– Решением РУСАДА[1] отстраняем Кравцова Даниила Сергеевича от игры в хоккей на четыре года. Ему запрещено участвовать в любых, даже коммерческих, играх, заключать контракты с любыми клубами страны и…
Даня слушал, как Виктор Борисович Воронцов, или Борисыч, как его называли между собой воспитанники хоккейной школы «Лед и пламя», зачитывает ему вердикт, словно смертный приговор. Нутро горело и разрывалось от ярости и несправедливости.
– Но я этого не делал! Я ничего не принимал! – Он вскочил на ноги, опрокинув стул, на котором до этого сидел.
– Кравцов, сядь, я еще не закончил! – сердито рявкнул тренер. Он нервно провел пятерней по седым волосам и сдвинул брови, бросив официальный документ на стол, после чего в сердцах хватанул кулаком по столу.
– Откуда в моей крови взялся этот чертов триметазидин?! Виктор Борисович, вы же лучше всех знаете, что я ничего не принимал! Да и зачем мне это, я и так был лучшим нападающим во всей школе! – Даню охватил такой гнев, что он готов был крушить все вокруг. Только авторитет тренера заставлял его кое-как держать себя в руках.
– Вот! – Борисыч яростно развернулся к своему лучшему воспитаннику и сердито ткнул в него пальцем. – Вот в чем причина! Ты слишком высокомерен, слишком неосторожен, думаешь, весь мир крутится вокруг тебя! Я говорил тебе, что ты должен…
– Да причем здесь это! – Даня не удержался и пнул свой стул так, что он отлетел и ударился о стену. – Я ни в чем не виноват! Нужно провести расследование, чтобы все выяснить! Я не могу перестать играть, не могу без хоккея, понимаете вы или нет?!
Он раньше никогда не позволял себе говорить с тренером, которого боготворил с детства, в таком тоне, но сейчас душа и сердце просто разрывались от чудовищной несправедливости. Видя, в каком состоянии находится Кравцов, Борисыч шумно выдохнул и обреченно опустил плечи. Подошел к взбешенному парню и по-отечески похлопал его по плечу.
– Дань, дело сделано. Мы подавали апелляцию, проводилось расследование, твои анализы перепроверялись уже несколько раз, но результат один.
– Вы хотите сказать, что для меня все кончено? – прошептал Даня, со стыдом чувствуя, как подкатывает ком к горлу и глаза начинает предательски щипать.
– Нет конечно, я так не думаю, и ты не должен! Тебе всего семнадцать – вся жизнь впереди. Четыре года пролетят незаметно, и вернешься в спорт. Я понимаю, что придется много работать, чтобы наверстать упущенное, но это не конец света и не конец твоей карьеры. Не опускай руки, сынок, я помогу чем смогу, и ты знаешь, что всегда можешь на меня рассчитывать.

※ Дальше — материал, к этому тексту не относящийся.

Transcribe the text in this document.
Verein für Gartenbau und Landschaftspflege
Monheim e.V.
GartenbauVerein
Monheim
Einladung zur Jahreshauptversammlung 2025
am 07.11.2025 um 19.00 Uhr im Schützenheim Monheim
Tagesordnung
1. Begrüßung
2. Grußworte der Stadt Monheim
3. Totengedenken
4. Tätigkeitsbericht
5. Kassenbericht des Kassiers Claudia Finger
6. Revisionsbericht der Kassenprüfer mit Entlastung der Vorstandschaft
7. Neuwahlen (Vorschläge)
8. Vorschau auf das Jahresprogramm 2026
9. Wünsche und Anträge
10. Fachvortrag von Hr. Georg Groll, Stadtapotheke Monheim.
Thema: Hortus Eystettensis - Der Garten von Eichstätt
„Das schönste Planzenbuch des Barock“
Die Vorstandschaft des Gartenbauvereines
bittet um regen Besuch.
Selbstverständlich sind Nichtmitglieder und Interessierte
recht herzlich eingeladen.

Даня неловко стер кулаком выступившие слезы и отвернулся от тренера, невидяще уставившись в стену. Стыдно было плакать, как будто он маленький, но иногда бывает так больно, что сдержать слезы невозможно. Борисыч опять говорил что-то ободряющее и, мать его, успокаивающее, но Даня не слышал. Вернее, мозг фиксировал слова, но сердце их не воспринимало. Оно горело в огне несправедливости и ужасного осознания, что хоккея для него больше нет. Дело, которому он посвятил большую часть жизни, закончено. Он больше никогда не вернется в спорт.